Lors d’un meeting à Marseille le 7 mars 2026, Jean-Luc Mélenchon a vivement critiqué l’« attitude irresponsable et dangereuse » du Parti socialiste, à une semaine du premier tour des élections municipales. Soutenant le candidat de La France insoumise Sébastien Delogu, il a affirmé que « Marseille ne sera pas emportée par la vague brune » du Rassemblement national. Il a également nié les accusations d’antisémitisme portées contre lui par ses anciens alliés de gauche.
Le 7 mars 2026, à une semaine du premier tour des élections municipales prévu le 15 mars, Jean-Luc Mélenchon, fondateur de La France insoumise, a tenu meeting à Marseille pour soutenir Sébastien Delogu, son candidat face au maire sortant Benoît Payan, à la tête d’une coalition de gauche incluant le Parti socialiste.

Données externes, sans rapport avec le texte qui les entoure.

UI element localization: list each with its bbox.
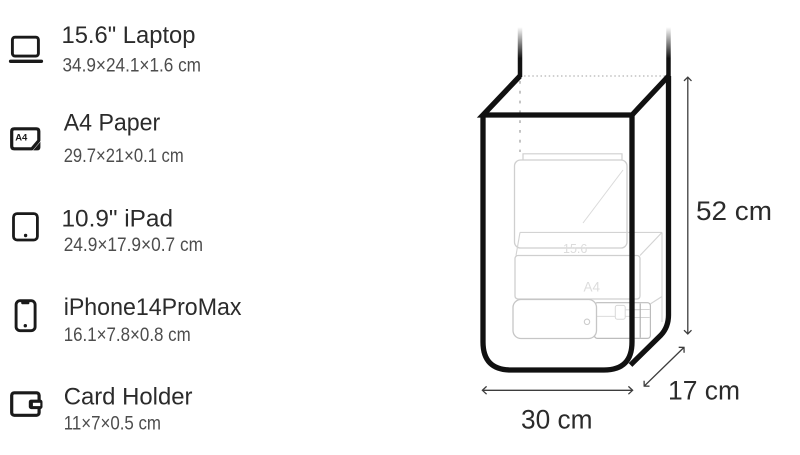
svg-text:A4: A4 bbox=[584, 280, 601, 295]
svg-text:16.1×7.8×0.8 cm: 16.1×7.8×0.8 cm bbox=[64, 325, 191, 346]
svg-text:10.9" iPad: 10.9" iPad bbox=[62, 206, 174, 233]
svg-text:Card Holder: Card Holder bbox=[64, 383, 193, 410]
svg-text:30 cm: 30 cm bbox=[521, 405, 593, 435]
svg-text:15.6: 15.6 bbox=[563, 242, 587, 256]
svg-text:34.9×24.1×1.6 cm: 34.9×24.1×1.6 cm bbox=[63, 55, 202, 76]
svg-text:15.6" Laptop: 15.6" Laptop bbox=[62, 22, 196, 49]
svg-text:24.9×17.9×0.7 cm: 24.9×17.9×0.7 cm bbox=[64, 235, 203, 256]
svg-text:A4 Paper: A4 Paper bbox=[64, 110, 161, 137]
svg-text:iPhone14ProMax: iPhone14ProMax bbox=[64, 294, 242, 321]
svg-text:A4: A4 bbox=[15, 132, 28, 143]
svg-text:29.7×21×0.1 cm: 29.7×21×0.1 cm bbox=[64, 146, 184, 167]
svg-text:11×7×0.5 cm: 11×7×0.5 cm bbox=[64, 413, 161, 434]
svg-text:52 cm: 52 cm bbox=[696, 196, 772, 226]
svg-text:17 cm: 17 cm bbox=[668, 376, 740, 406]
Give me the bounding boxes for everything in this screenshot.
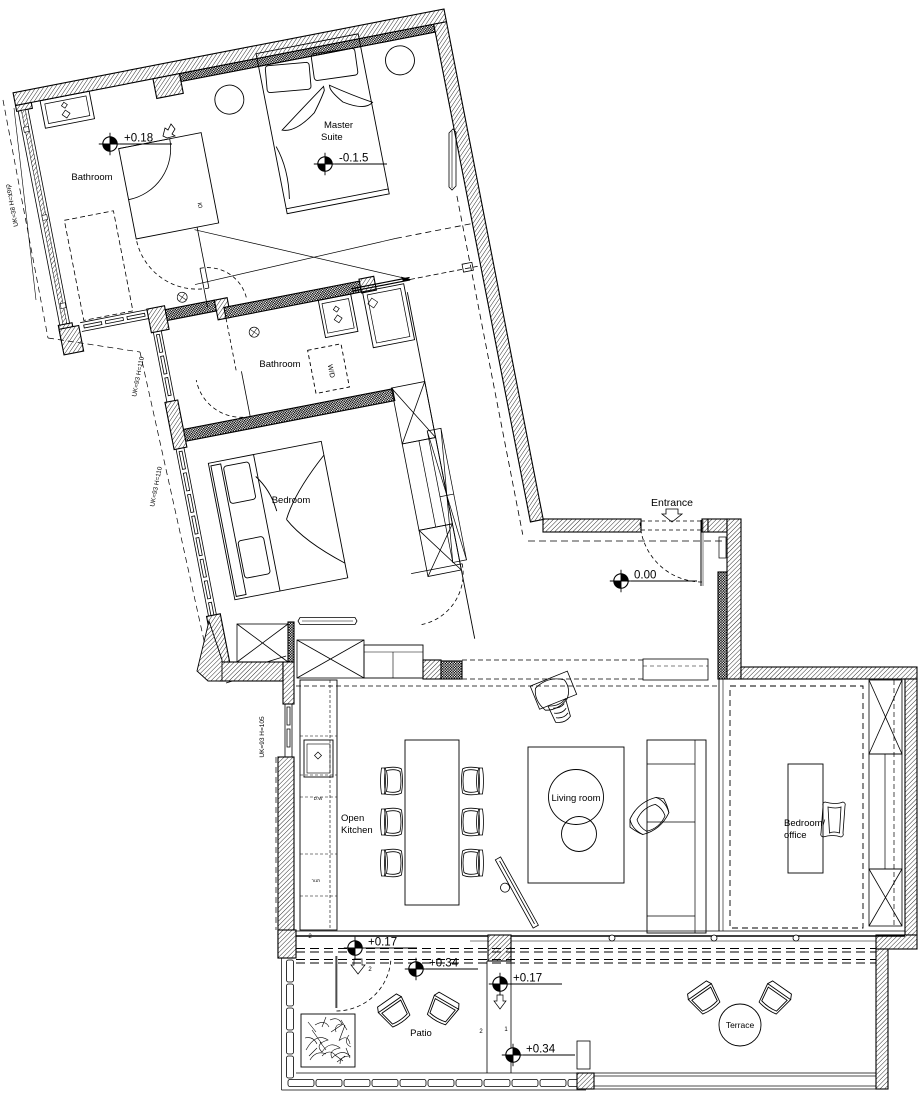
svg-text:+0.34: +0.34	[429, 958, 459, 970]
svg-text:UK=93 H=105: UK=93 H=105	[259, 716, 266, 758]
svg-text:Open: Open	[341, 813, 364, 824]
svg-text:Kitchen: Kitchen	[341, 825, 373, 836]
svg-text:Suite: Suite	[321, 132, 343, 143]
svg-text:-0.1.5: -0.1.5	[339, 153, 368, 165]
svg-text:תנור: תנור	[312, 878, 320, 883]
svg-text:0.00: 0.00	[634, 570, 656, 582]
svg-text:Entrance: Entrance	[651, 497, 693, 509]
svg-text:D.W: D.W	[314, 796, 324, 801]
svg-text:Terrace: Terrace	[726, 1020, 755, 1030]
svg-text:+0.17: +0.17	[368, 937, 397, 949]
svg-text:+0.18: +0.18	[124, 133, 153, 145]
svg-text:Bedroom: Bedroom	[272, 495, 311, 506]
svg-text:Bathroom: Bathroom	[259, 359, 300, 370]
svg-text:Bathroom: Bathroom	[71, 172, 112, 183]
svg-text:Living room: Living room	[551, 793, 600, 804]
svg-text:office: office	[784, 830, 807, 841]
svg-text:+0.17: +0.17	[513, 973, 542, 985]
svg-text:+0.34: +0.34	[526, 1044, 556, 1056]
svg-text:Master: Master	[324, 120, 353, 131]
svg-text:Bedroom/: Bedroom/	[784, 818, 826, 829]
svg-text:Patio: Patio	[410, 1028, 432, 1039]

Devant environ 2500 militants, Mélenchon a fustigé l’extrême droite, en particulier Jordan Bardella du Rassemblement national, venu la veille dans la ville. « Tel était Pétain, tel est Bardella quand il dit “l’intérêt commercial et stratégique s’impose pour les États-Unis d’Amérique” », a-t-il déclaré, comparant les positions de Bardella sur Donald Trump à celles du maréchal Pétain.
Il a ensuite visé le Parti socialiste, l’accusant de mettre « tout le monde en grand danger ». « Alerte ! La ligne du Parti socialiste met tout le monde en grand danger. La gauche, mais la France d’abord, à qui elle livrerait pour finir à l’extrême droite », a-t-il lancé. Pour illustrer, il a mimé un oiseau puis une chauve-souris : « Voyez mes ailes, je suis le Parti socialiste et un oiseau [...] Je suis une chauve-souris. Voilà l’emblème qu’il devrait choisir. »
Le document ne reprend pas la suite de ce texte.